Not the campaign manager waiting 3 weeks for a redline that should've taken 3 days. Not the creator who said yes 2 months ago and still hasn't signed anything. Not the brand whose campaign launched late because the process moved slower than the calendar.

Nobody. The messy middle costs everyone and returns value to no one.

Infrastructure failure becomes moral failure

Every deal already has tension built into it. Two parties with different incentives, different pressures, different information the other side can't fully see. That tension is normal. It's the process working.

When the infrastructure breaks on top of it, the other side doesn't see infrastructure failure. They see a signal about who you are.

The creator who hasn't responded in a week looks flaky. The brand that keeps asking for the same information looks like they don't respect your time. The lawyer who hasn't returned the contract looks like they're blocking the deal on purpose.

Someone pushing because their deadline is locked looks adversarial to someone slow because real conflicts exist. Both rational. Both think the other is being shady. A missed email in a flood of messages looks like bad faith. Distrust builds. The next interaction starts harder than the last.

The next deal with this person starts from suspicion instead of goodwill. Not because anyone behaved badly. Because the system made normal human behavior look like something it wasn't.

That cost is real. It just never shows up on an efficiency report.

AI accelerates creation. The middle doesn't move.

AI is accelerating creation. Coordination hasn't kept pace.
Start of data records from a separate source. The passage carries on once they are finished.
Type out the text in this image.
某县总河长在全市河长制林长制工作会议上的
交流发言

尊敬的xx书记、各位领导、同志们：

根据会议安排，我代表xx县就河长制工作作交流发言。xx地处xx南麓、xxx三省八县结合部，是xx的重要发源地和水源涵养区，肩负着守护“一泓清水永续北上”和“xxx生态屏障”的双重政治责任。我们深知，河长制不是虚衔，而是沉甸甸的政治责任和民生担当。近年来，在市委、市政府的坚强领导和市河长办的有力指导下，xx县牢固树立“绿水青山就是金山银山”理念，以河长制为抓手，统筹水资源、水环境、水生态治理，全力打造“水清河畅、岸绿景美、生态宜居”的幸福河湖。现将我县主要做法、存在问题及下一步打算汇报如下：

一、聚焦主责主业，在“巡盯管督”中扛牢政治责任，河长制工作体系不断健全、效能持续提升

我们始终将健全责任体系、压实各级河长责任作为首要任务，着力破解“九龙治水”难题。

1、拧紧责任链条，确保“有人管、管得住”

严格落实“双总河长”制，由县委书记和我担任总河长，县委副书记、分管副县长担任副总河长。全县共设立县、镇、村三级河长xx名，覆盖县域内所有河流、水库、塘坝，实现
The time it takes 2 people to actually come to an agreement — building trust, negotiating terms, deciding a partnership is worth entering — hasn't changed. And it shouldn't. The creator asking for 30-day exclusivity may have another partnership they're protecting. The brand going quiet for a week may have just had their budget cut. These situations require human reading. A model can't do it.

What AI changes is volume. More content means more deals. More deals means more coordination passing through systems built for a fraction of the current load. The messy middle expands even as everything else accelerates.

Everything around human behavior is getting faster and automated. The question is how you give people the confidence to make good decisions at the speed of AI without outsourcing the decision to AI.

Compression, not replacement

Basa doesn't have AI in the product yet. By design. The goal is to compress everything around the human decision: the data entry, the context switching, the manual transfer of terms from email to spreadsheet to contract template, the follow-up that should've been automatic. Remove what doesn't require a human, and the human gets faster.

We're starting with influencer marketing, where the volume problem became undeniable first. But the messy middle exists anywhere people with ideas need other people to bring those ideas to life.

Time

Time is the real currency. How we spend it, and what we can actually remember from it, reflects who we are.

Months, maybe years of my life were spent on things I can't remember doing. Manual data entry. Hunting for files. Reconstructing what was agreed to 2 years ago because the conversation happened across 3 different threads. Just following up. Being the glue between systems that should talk to each other and don't.

That's structural, not personal. But the time it extracted was still mine.

That's what animates me about Basa. Compressing the distance between intention and execution — between the idea and the moment you actually get to work on it. The time pulled away by the middle isn't inefficiency. It's time away from the work you'll actually remember.

If you got 15 to 20 percent of your time back from the least productive parts of your work, what would you do with it? Who would benefit from more of you? What would you learn? What would you build?

The creation is worth protecting. Everything that grinds it to a halt is fair game.